Since 1988, the American Medical Resources Foundation (AMRF of Kingston, R.I.) has been donating used, but fully functional medical equipment to hospitals worldwide that serve the poor. Some years later, the organization also began developing and providing “train-the-trainer” programs for medical equipment repair technicians and hospital managers responsible for maintenance, repair and calibration of medical equipment.

AMRF president and co-founder Tom Magliocchetti, who holds the position of vice president, Facilities Services, (Providence) Rhode Island Hospital, notes that AMRF developed a partnership with the Orbis Foundation (New York) in Ethiopia in that country’s National Scientific Equipment Center (NSEC). Magliocchetti describes the NSEC as a “large group of engineering professionals with a building and some test equipment that have supported biomedical technology as it developed from the ‘70s, ‘80s and ‘90s in Ethiopia.”
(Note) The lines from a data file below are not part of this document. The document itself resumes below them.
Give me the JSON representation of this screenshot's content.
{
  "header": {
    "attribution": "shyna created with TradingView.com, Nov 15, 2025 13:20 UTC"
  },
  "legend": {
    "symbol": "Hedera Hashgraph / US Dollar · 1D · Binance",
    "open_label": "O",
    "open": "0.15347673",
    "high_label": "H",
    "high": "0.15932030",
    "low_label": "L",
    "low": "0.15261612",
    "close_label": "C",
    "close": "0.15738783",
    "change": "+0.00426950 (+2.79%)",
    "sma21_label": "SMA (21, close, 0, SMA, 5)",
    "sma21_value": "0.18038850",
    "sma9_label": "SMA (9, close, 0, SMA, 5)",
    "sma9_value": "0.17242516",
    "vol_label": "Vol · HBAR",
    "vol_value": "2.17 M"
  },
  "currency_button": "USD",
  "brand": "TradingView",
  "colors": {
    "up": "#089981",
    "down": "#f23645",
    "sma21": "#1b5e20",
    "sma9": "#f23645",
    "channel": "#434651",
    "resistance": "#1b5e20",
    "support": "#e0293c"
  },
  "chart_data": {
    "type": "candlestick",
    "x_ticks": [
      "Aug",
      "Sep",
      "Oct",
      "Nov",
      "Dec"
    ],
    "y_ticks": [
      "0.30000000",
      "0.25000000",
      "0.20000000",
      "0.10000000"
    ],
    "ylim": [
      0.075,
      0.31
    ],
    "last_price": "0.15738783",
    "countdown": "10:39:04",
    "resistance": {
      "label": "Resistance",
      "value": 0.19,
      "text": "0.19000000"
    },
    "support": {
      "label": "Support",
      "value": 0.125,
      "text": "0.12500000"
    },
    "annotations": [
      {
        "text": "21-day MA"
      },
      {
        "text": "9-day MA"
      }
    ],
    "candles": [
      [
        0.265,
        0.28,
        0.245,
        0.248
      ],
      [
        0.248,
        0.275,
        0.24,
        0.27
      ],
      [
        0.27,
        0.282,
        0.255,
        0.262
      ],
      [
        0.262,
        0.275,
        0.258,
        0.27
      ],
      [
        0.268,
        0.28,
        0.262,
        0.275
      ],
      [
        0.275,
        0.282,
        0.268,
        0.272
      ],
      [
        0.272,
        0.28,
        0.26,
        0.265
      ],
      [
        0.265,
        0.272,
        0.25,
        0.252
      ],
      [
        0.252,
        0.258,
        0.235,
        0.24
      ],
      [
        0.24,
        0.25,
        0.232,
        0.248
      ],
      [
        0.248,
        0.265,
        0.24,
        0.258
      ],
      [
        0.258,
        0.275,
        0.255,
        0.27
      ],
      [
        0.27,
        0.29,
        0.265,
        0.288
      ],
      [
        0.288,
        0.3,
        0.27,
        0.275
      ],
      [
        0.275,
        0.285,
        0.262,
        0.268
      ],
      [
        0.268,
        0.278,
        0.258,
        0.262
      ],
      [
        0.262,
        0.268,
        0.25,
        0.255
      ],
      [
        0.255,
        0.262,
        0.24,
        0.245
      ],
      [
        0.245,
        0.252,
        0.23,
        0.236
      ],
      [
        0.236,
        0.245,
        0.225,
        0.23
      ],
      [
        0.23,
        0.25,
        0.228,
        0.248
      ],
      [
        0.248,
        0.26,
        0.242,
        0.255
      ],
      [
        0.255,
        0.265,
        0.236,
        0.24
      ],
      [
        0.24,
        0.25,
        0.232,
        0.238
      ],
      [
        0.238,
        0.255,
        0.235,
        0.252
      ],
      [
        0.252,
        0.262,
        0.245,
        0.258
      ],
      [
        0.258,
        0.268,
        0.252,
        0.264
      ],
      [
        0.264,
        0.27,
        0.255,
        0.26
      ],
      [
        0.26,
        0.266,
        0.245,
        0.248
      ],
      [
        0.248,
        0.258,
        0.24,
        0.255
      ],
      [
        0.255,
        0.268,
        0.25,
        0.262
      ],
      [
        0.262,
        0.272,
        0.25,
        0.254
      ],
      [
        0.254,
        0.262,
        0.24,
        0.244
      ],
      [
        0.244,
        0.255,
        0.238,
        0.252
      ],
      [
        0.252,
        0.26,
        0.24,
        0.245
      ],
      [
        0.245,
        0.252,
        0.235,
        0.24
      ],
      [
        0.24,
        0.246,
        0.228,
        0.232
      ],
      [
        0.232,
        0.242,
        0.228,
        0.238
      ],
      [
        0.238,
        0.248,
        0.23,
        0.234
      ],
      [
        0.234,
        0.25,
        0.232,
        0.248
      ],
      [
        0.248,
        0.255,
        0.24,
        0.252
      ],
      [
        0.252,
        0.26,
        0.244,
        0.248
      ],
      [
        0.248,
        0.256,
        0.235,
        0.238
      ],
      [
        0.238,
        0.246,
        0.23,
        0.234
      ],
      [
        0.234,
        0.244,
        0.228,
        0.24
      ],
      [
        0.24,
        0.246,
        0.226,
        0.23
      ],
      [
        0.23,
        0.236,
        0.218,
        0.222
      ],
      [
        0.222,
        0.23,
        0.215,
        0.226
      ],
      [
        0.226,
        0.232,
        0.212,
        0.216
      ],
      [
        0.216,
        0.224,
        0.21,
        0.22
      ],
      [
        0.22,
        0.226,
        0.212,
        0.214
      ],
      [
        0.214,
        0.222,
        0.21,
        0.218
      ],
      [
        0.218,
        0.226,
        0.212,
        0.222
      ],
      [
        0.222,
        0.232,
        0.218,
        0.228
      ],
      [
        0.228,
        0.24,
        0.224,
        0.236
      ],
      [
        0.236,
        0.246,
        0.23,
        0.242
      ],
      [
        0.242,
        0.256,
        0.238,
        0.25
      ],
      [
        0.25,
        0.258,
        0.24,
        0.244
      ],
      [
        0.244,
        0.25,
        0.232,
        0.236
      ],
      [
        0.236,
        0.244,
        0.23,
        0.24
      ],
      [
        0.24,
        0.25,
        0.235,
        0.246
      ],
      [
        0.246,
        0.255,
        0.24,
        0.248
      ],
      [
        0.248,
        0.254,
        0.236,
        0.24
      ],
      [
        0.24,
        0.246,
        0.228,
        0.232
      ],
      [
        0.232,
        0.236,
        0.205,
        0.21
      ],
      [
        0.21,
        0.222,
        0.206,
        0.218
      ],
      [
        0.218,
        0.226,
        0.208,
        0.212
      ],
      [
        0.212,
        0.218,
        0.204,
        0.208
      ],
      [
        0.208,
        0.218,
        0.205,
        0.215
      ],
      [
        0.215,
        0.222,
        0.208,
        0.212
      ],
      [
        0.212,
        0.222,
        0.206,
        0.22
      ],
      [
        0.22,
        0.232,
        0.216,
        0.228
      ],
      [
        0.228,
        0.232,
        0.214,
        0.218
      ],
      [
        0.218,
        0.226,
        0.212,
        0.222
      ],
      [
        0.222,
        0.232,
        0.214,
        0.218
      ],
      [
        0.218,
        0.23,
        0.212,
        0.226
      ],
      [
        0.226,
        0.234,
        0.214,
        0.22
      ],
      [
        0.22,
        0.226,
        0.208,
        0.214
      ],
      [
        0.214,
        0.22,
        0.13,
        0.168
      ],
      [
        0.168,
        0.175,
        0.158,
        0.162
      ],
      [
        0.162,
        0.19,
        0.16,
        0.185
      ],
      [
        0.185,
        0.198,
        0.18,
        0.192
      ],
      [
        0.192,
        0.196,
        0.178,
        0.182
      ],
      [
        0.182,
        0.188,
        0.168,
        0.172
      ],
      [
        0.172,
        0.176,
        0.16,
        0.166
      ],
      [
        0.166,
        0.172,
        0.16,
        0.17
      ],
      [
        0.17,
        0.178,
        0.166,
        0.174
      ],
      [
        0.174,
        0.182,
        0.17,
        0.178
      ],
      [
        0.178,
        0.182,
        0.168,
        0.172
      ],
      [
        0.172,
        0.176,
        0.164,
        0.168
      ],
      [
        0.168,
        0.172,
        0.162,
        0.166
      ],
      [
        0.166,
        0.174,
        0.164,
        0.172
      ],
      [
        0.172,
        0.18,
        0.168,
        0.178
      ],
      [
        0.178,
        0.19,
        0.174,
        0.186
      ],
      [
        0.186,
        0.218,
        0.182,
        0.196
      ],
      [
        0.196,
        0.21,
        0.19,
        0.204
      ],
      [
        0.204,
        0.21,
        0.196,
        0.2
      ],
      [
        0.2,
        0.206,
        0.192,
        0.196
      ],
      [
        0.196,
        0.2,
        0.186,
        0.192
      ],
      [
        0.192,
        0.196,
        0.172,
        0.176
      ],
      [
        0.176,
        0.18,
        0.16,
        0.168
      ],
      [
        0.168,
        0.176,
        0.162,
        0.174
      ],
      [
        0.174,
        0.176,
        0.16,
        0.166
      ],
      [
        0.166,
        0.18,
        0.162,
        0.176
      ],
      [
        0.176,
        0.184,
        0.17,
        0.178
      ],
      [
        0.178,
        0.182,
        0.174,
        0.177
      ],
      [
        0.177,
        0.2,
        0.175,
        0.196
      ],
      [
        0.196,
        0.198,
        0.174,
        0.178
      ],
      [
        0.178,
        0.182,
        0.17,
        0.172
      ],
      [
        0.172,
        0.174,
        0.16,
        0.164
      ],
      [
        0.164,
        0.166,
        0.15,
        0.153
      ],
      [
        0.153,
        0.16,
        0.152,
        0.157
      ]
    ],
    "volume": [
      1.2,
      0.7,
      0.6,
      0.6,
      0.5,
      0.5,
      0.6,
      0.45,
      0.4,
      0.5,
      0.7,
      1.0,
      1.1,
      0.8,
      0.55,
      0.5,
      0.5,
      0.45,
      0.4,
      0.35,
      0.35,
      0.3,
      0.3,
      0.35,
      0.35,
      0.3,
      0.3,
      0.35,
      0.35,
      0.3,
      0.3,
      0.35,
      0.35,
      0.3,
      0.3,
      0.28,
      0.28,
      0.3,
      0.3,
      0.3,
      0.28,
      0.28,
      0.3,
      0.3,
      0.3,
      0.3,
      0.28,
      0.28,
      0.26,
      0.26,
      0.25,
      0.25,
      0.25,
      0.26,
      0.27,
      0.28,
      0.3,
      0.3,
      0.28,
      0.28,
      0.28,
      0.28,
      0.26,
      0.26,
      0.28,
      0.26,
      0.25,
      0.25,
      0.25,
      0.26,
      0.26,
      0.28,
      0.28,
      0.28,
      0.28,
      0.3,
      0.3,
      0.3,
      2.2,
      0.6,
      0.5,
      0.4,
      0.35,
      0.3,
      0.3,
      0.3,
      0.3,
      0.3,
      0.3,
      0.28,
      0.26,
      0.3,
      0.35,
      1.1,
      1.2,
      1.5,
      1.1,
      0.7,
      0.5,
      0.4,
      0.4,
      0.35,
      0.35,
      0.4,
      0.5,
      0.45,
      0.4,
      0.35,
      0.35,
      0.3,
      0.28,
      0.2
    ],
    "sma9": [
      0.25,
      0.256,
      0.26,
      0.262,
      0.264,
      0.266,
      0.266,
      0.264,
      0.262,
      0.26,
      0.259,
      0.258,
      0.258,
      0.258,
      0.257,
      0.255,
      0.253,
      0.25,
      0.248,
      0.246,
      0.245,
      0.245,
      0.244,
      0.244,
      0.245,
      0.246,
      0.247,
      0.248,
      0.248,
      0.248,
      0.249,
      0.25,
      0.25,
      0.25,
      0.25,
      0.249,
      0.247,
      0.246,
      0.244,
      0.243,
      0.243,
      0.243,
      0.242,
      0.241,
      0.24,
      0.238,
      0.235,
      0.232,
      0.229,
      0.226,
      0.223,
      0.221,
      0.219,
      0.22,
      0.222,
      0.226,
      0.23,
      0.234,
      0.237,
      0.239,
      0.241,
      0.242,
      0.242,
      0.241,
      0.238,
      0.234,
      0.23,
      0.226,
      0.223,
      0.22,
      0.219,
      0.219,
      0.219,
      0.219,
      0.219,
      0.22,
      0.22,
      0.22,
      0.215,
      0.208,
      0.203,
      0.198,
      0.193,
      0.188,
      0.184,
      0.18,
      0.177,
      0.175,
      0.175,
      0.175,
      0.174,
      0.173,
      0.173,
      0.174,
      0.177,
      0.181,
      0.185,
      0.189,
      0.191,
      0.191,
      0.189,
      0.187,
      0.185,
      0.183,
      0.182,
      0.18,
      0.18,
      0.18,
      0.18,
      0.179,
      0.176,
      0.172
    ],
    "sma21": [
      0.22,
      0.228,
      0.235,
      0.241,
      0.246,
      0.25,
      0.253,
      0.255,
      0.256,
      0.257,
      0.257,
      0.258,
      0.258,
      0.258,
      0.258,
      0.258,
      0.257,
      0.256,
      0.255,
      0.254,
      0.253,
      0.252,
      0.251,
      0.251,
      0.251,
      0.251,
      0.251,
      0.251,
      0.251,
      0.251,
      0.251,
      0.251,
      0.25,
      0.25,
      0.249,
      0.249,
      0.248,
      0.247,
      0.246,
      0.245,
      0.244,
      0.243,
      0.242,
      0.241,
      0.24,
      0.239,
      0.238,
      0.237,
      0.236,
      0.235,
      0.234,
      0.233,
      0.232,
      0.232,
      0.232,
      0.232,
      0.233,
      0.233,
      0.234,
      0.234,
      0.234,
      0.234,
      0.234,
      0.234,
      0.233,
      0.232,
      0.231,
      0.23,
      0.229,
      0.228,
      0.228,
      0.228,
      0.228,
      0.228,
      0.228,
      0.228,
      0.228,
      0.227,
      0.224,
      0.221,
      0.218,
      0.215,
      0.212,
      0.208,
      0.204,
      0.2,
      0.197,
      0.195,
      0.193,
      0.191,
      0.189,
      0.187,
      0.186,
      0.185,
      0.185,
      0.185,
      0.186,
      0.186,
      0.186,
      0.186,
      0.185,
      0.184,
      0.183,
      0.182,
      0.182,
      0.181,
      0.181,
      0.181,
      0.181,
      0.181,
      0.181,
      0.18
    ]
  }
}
AMRF’s other co-founders are Victor Sologaistoa and Kay H. Barney.

Because Orbis shuttles volunteer physicians, nurses and biomeds around the world to diagnose and treat childhood eye disease and blindness, AMRF’s first course in Ethiopia dealt with ophthalmic equipment. A second, taught by Sologaistoa, involved computerized biomedical engineering management systems — how to set up a preventive maintenance (PM) program, for example. A third course covered general hospital equipment; Michael Link followed with cardiology.

Other courses in the works are diagnostic imaging systems, laboratory equipment, perinatal equipment and end-user equipment.

“Basically, we’ve been shipping containers of medical equipment throughout the world; you might say it’s our core competency,” Magliocchetti says. “In the early ‘90s, we got our toe in the water in another humanitarian effort, and that was training.”

Link came to know AMRF when he and his wife, Christine, attended a “Biomed Christmas Event” last December, at which Magliocchetti was the guest speaker. (See “New England Biomeds Celebrate the Season,” January 24×7 Browser.)

“He got inspired to come and see us, to work with us,” Magliocchetti offers. “We’re not a multimillion-dollar company that goes out and hires people whenever we like to. Everything comes to us with hard work.

“The organization has the potential to become a lot larger;” he adds. “It’s our hope that we continue to operate for years, do more shipments, do more training.”